Śmiszek powiedział, że chodzi o "dosyć prosty zabieg legislacyjny". – Zostały uruchomione prace, także na mój wniosek, w Ministerstwie Sprawiedliwości. Do końca lutego takie przepisy powinny zostać opracowane i wyjść z Ministerstwa Sprawiedliwości po konsultacjach międzyresortowych – oznajmił w programie "Tłit”.
Wiceszef resortu sprawiedliwości zadeklarował, że sprawa będzie załatwiona szybko. Ustawa ma znowelizować przepisy kodeksu karnego, zakazując z tzw. mowy nienawiści w odniesieniu do kategorii takich jak: płeć, tożsamość płciowa, orientacja seksualna, wiek czy niepełnosprawność.
Śmiszek wskazał, że tego rodzaju regulacje obowiązują w większości krajów Unii Europejskiej. – To są te same przepisy, które regulują mowę nienawiści z uwagi na rasę i pochodzenie etniczne. To będzie ten sam przedział kar – dodał.
Penalizacja "mowy nienawiści"
W punkcie 7. umowy koalicyjnej KO, Nowej Lewicy i Trzeciej Drogi wskazano, że "wszyscy jesteśmy równi, a orientacja seksualna i płeć nie może być powodem dyskryminacji". W następnym zdaniu zamieszczono zapowiedź nowelizacji ustawy karnej pod kątem ścigania tzw. mowy nienawiści.

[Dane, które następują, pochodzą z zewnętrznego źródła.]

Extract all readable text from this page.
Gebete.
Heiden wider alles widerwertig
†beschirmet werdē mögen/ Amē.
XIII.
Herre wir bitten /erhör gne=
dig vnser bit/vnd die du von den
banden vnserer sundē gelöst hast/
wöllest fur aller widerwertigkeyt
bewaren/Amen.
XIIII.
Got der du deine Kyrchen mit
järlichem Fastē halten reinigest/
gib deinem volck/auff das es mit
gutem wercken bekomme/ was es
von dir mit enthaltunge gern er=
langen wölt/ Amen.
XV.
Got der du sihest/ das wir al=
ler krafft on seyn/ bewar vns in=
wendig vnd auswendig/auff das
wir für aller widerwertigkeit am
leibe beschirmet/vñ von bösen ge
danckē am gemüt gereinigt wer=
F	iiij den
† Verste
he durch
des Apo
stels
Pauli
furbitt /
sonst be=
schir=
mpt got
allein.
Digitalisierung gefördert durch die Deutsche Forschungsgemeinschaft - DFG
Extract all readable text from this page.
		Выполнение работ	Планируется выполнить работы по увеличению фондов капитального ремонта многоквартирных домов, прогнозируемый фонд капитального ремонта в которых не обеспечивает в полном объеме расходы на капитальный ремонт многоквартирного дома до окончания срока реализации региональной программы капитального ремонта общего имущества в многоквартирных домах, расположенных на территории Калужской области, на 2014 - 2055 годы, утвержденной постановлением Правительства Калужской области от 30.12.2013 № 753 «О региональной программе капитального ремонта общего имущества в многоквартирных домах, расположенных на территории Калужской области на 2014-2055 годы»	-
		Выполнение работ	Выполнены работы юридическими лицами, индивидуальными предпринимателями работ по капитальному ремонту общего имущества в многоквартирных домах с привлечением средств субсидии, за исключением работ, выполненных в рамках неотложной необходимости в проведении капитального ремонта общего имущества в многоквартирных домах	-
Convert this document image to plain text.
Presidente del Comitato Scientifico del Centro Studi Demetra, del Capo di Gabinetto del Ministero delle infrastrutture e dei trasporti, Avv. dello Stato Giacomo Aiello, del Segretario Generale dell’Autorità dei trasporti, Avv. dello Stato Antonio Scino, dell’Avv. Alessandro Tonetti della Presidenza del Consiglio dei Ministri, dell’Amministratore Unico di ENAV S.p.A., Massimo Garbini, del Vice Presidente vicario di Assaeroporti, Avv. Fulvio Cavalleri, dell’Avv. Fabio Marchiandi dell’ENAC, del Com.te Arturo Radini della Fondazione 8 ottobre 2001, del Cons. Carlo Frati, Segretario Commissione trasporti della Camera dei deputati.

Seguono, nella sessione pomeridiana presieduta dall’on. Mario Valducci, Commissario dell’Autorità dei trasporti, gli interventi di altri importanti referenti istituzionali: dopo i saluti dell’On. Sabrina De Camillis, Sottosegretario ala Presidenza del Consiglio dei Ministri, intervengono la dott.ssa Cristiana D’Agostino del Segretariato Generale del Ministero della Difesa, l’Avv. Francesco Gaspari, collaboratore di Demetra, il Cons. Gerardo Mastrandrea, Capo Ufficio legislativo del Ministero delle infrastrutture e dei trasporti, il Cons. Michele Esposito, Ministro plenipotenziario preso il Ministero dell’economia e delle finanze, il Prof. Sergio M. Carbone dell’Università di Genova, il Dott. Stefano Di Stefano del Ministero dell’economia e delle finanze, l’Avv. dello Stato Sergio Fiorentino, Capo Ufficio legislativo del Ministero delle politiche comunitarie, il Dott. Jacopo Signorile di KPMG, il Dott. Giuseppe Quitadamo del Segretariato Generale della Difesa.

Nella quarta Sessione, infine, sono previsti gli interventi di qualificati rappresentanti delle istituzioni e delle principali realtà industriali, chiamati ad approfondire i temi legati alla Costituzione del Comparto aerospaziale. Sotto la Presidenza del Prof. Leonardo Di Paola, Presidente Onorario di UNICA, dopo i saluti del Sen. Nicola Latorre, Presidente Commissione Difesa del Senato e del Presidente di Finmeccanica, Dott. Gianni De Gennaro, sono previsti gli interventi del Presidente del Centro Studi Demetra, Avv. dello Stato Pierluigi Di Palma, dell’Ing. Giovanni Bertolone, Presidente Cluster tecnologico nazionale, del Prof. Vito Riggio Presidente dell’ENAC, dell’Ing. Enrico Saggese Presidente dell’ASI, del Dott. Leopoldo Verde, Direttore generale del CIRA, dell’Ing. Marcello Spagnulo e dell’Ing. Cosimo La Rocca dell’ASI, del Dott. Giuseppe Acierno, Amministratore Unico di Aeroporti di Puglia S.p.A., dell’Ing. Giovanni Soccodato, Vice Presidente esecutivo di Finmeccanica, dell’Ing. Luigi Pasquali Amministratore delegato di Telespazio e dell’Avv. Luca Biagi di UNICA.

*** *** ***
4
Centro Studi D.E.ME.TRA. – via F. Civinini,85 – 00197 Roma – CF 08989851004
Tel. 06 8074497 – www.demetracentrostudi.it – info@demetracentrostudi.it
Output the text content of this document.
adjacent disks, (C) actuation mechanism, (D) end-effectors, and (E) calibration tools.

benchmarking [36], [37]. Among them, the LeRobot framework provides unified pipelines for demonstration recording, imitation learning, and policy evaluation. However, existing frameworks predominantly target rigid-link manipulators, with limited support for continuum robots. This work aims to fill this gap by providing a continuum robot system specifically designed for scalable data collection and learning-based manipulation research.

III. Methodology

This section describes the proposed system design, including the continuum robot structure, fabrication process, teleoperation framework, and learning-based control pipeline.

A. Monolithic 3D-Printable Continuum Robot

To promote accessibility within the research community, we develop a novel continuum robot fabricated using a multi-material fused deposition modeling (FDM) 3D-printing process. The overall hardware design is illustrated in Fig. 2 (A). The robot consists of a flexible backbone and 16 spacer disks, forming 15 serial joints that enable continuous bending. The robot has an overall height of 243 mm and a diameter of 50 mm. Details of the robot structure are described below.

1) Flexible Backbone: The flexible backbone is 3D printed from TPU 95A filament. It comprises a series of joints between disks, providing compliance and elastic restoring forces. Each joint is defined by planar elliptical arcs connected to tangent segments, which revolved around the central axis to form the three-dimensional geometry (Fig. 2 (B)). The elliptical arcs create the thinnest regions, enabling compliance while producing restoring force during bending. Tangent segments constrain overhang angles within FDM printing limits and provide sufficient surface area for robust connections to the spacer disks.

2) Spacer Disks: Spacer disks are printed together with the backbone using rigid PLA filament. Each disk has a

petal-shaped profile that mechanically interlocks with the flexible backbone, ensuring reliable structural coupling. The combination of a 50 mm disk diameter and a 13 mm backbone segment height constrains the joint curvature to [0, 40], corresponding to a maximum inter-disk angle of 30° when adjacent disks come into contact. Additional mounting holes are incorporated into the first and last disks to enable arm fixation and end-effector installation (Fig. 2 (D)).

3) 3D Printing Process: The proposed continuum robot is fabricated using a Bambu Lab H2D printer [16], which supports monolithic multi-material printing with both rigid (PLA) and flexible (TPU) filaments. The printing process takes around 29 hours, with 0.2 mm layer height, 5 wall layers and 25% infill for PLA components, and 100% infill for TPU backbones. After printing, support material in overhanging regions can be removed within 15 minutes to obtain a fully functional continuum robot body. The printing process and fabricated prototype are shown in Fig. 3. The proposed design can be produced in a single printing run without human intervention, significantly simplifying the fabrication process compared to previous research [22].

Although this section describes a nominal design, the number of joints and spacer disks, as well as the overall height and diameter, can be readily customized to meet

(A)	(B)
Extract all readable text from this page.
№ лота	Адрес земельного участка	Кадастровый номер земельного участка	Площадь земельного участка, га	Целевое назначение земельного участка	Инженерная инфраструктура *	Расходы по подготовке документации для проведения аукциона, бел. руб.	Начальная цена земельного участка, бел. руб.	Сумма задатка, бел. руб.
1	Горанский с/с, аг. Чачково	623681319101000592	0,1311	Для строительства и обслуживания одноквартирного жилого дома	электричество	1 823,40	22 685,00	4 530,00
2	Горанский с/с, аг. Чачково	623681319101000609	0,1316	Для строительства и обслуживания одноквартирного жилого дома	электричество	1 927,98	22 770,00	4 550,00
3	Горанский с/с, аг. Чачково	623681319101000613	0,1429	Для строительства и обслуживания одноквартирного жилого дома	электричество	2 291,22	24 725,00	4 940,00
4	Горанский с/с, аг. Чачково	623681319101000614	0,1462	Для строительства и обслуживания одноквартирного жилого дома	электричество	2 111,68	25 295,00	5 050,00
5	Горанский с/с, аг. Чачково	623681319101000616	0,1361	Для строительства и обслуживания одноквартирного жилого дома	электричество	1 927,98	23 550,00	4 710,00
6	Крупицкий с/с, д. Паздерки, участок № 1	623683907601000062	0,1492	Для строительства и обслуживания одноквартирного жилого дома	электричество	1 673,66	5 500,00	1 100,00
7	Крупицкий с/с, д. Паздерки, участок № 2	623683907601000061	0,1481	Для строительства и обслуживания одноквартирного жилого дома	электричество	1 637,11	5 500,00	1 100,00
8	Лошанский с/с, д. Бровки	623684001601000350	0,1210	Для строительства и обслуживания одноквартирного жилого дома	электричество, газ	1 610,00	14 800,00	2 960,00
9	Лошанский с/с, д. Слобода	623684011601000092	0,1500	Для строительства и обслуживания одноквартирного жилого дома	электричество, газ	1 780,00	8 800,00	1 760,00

Zapis brzmi następująco: "Wszyscy jesteśmy równi, a orientacja seksualna i płeć nie może być powodem dyskryminacji. Walka z mową i czynami z nienawiści będzie naszym priorytetem. Znowelizujemy kodeks karny tak, aby mowa nienawiści ze względu na orientację seksualną i płeć była ścigana z urzędu".
Konfederacja: Chcą w Polsce karać za wyrażanie poglądów niezgodnych z określoną ideologią
Przed ustanawianiem w porządku prawnym tego typu norm ostrzegają politycy Konfederacji. – Co to jest mowa nienawiści? Tradycja języka polskiego nie zna takiego określenia. (…) Wiadomo, co to jest pomówienie, zniesławienie, obraza, obrażanie itd. Nie wiadomo natomiast, co to jest mowa nienawiści, więc to będzie musiał ktoś zdefiniować i zdefiniują to oczywiście politycy i urzędnicy – argumentował Berkowicz.
W praktyce oznacza to nic innego, jak ściganie karne za wyrażanie poglądów niezgodnych z określoną ideologią, która jest bliska nowej koalicji, która prawdopodobnie będzie niedługo rządzić. To jest oczywista cenzura, oczywisty atak na wolność słowa i oczywisty, pełzający totalizm. To jest do tego stopnia oczywiste, że nawet byli działacze partii nowej koalicji, np. pan Dariusz Lipiński, były działacz PO, są tym oburzeni i mówią, że nie ma takiego czegoś, jak "mowa nienawiści" – powiedział Berkowicz.